Italian two-year bonds have shot from offering negative yields to yielding 2.77 percent virtually overnight. A shocking move given the typically glacial pace of debt markets. Where a move of that size typically takes years. Shock waves resonated throughout the Italian economy. Having brought European finance minsters to shudder at the consequences should Italy spiral into a deeper debt crisis.
Traditionally, bonds represent the boring end of the investment spectrum. So, when such instruments -- especially those of a sovereign government -- make such volatile moves, it can only indicate a real sense of fear on behalf of bond investors who have essentially demanded much higher yields to compensate for the perceived risk of buying and/or holding such instruments. Something wicked this way comes...
Not that the world isn't perfectly acclimated to Italian political crises. Silvio Berlusconi ran the place like his personal carnival for years. But this comes at a sensitive time for the EU. And, if push comes to shove, an Italian exit (Itexit?) from the EU would be standard deviations more harmful than Brexit.
For Europe, this Italian goat rodeo represents a self-reinforcing catastrophe: Lower sovereign bond prices (and thus higher yields) weaken bank stocks and bonds, resulting in a pullback in lending and capital market losses. Which in turn weakens the economy. Lowering tax revenues. Which further lowers government bond prices and raises borrowing costs as politicians are forced to consider bailing out their banks. Underscored by the realization that the situation can only get worse before it gets better. And whereas the EU was able to navigate Greece's crisis five year ago, Italy's economy is eight times larger. And its bond market, because of its indebtedness, is the world's third largest. Making this a much bigger pill to swallow.
Of course, Italy will contend that it can batten down the hatches and reign in its spiraling debt concerns. Which, quite frankly, sounds about as plausible as a Wells Fargo apology ad. We'll stand by the old John Michel dictum: watch what they do, not what they say.
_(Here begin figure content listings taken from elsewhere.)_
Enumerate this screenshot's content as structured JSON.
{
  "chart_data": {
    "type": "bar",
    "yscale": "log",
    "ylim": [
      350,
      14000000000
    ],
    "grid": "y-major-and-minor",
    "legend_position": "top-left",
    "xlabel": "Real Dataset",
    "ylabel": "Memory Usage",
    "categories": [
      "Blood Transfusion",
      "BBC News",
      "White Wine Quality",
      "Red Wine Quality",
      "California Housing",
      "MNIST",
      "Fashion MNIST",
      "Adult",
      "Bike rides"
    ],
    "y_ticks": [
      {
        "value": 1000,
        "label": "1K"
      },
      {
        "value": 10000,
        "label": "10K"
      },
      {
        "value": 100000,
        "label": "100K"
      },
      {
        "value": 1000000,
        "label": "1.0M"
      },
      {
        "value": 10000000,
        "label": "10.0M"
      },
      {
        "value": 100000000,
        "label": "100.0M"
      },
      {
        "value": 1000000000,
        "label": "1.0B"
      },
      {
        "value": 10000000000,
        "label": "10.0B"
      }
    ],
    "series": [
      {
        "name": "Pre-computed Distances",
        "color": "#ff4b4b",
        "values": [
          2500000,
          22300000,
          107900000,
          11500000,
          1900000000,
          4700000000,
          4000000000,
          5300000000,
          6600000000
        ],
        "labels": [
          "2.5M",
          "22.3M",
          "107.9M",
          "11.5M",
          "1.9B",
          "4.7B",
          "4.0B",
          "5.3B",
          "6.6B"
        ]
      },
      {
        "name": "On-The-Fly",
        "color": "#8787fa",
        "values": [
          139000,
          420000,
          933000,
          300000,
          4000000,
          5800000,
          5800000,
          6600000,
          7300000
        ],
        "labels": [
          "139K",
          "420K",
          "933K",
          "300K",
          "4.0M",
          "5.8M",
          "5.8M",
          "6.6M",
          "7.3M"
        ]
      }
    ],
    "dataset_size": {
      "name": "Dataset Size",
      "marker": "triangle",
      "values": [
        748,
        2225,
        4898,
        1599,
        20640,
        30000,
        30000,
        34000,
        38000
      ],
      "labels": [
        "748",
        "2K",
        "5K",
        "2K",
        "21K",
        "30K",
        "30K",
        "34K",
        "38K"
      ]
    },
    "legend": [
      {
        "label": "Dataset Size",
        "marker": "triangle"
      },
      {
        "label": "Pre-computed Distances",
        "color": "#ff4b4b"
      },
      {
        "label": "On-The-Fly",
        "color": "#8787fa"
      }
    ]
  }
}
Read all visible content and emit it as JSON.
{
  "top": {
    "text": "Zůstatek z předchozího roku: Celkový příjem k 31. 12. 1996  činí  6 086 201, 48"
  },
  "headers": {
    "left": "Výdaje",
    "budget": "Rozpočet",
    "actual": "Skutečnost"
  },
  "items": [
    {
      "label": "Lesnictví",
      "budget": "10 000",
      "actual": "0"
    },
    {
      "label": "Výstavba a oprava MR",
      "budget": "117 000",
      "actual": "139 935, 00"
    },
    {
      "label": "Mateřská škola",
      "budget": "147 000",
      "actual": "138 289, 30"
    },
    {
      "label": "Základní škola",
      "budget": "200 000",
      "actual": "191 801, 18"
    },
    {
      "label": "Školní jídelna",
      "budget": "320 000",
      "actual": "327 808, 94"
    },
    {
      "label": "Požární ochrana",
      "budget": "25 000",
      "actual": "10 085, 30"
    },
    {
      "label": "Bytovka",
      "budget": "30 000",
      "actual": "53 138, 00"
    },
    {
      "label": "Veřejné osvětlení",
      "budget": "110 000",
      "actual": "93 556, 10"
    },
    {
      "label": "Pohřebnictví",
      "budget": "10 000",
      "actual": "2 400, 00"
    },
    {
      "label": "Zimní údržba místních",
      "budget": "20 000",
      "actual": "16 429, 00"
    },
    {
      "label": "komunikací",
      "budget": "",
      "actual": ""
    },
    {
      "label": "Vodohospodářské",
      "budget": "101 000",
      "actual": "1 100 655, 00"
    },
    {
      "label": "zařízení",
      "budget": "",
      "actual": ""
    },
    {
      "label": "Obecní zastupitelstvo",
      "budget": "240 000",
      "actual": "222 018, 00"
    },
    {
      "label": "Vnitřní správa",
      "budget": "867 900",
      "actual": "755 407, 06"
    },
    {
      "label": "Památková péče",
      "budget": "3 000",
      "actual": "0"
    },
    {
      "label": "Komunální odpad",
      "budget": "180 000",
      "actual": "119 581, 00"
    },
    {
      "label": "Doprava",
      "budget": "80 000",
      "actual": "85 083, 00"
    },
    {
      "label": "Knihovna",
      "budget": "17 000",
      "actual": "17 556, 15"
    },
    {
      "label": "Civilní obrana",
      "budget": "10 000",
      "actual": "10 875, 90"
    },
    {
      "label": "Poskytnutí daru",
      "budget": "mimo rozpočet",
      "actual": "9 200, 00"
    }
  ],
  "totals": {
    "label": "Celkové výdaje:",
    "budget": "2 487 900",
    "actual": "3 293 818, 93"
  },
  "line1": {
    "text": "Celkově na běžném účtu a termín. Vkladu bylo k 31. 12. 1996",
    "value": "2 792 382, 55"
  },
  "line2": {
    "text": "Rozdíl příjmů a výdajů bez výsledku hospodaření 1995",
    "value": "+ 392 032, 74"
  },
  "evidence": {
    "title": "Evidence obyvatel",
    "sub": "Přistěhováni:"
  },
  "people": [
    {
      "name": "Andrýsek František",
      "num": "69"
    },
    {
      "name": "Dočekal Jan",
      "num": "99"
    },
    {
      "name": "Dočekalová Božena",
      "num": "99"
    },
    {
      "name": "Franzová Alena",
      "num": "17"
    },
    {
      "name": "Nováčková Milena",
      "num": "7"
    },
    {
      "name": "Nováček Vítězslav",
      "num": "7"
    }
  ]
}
The entire house of cards brings me back to another recent Southern European debt crisis. Athens, Greece. Summer of 2011. Protesting against austerity requirements mandated by the Northern European Industrial Overlords, the Greeks spent the summer gnashing their teeth, lobbing Molotov cocktails at government buildings, and making headlines. And why don't these things ever occur during the winter? Perhaps Mediterranean mobs refuse to angrily take to the streets until its just a wee bit warmer...
Still, domestic markets long ago learned to acclimate to foreign financial and economic turbulence. Though caterwauling headlines will bring otherwise prudent investors to feign nervous tension in the weeks ahead, equity markets will soon enough digest Europe's current crisis. Seeing it for what it is -- foreign economic woes. And then returning to the business at hand: risk, reward, earnings growth and the fundamental merits of prospective opportunities.
Stay tuned for your next financial markets weekly update…
Financial Markets Weekly Recap
Major indices finished higher last week. The DJIA gained 0.15%. The S&P 500 rose 0.31%. The Nasdaq climbed 1.08%. While small ap stocks gained 0.02%. 10-year Treasury bond yields fell 12.5 basis points to 2.932%. While gold closed at $1,301.7, up $9.70 per ounce, or 0.70%.